Economics 12

Monday, February 26, 2007

Chapter 4

Article - http://www.news.gc.ca/cfmx/view/en/index.jsp?articleid=278319

On February 22, 2007, the Minister of Finance, Jim Flaherty announced that the $26 billion tax relief package included in Budget 2006 is now a law. This will create benefits for Canadians through out the country. The final budget bill received Royal Assent, and it’s called Bill C-28. Flaherty believe that the New Government have put a great effort in reducing tax rates in Canada, but he still thinks that the tax rate is too high. Therefore he planes to develop Budget 2007 that will lower the tax rate even more. His goal is to make Canada a global leader by achieving a competitive tax advantage in this area. In Budget 2006, the personal income tax rates have been lower 0.5%, the new Canada Employment Credit introduced, and a lot more.

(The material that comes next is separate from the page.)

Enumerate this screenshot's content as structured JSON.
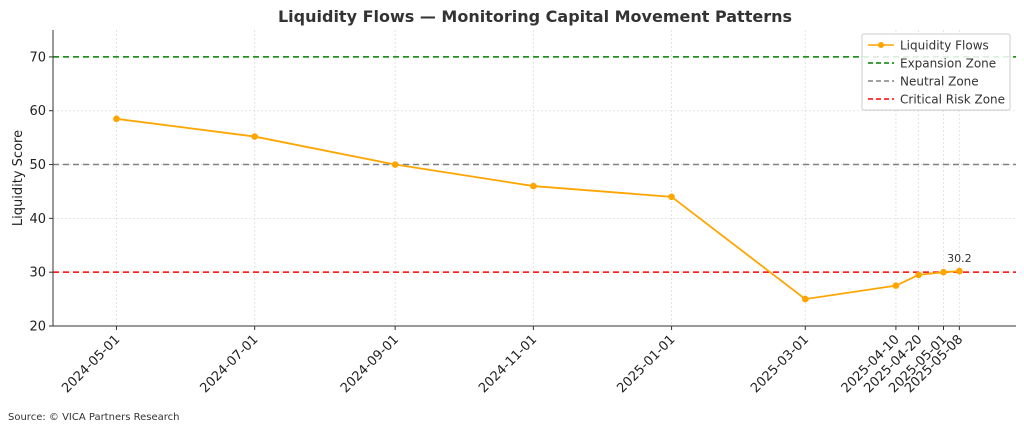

In chapter 4, we learned about taxes in Canada, and what they tax us on depending on the kind of government. In this article, it talked about a reduction of tax in Canada and what will benefit from it. Even though this seems like something good to our country, there may also be negative effects from reducing the tax rate. Especially when Canada is in Debt right now and it’s in need of paying it off. By reducing the tax rate on citizens, it will take longer to pay off the debt, and interest will increase also. This may cost a boost in tax rate later on in the future, when Canada’s debt rise more and more. The reduction is something I must disagree with, but since I don’t have a job yet, I don’t know how it feels to get 1/4 of your pay cheque taken away.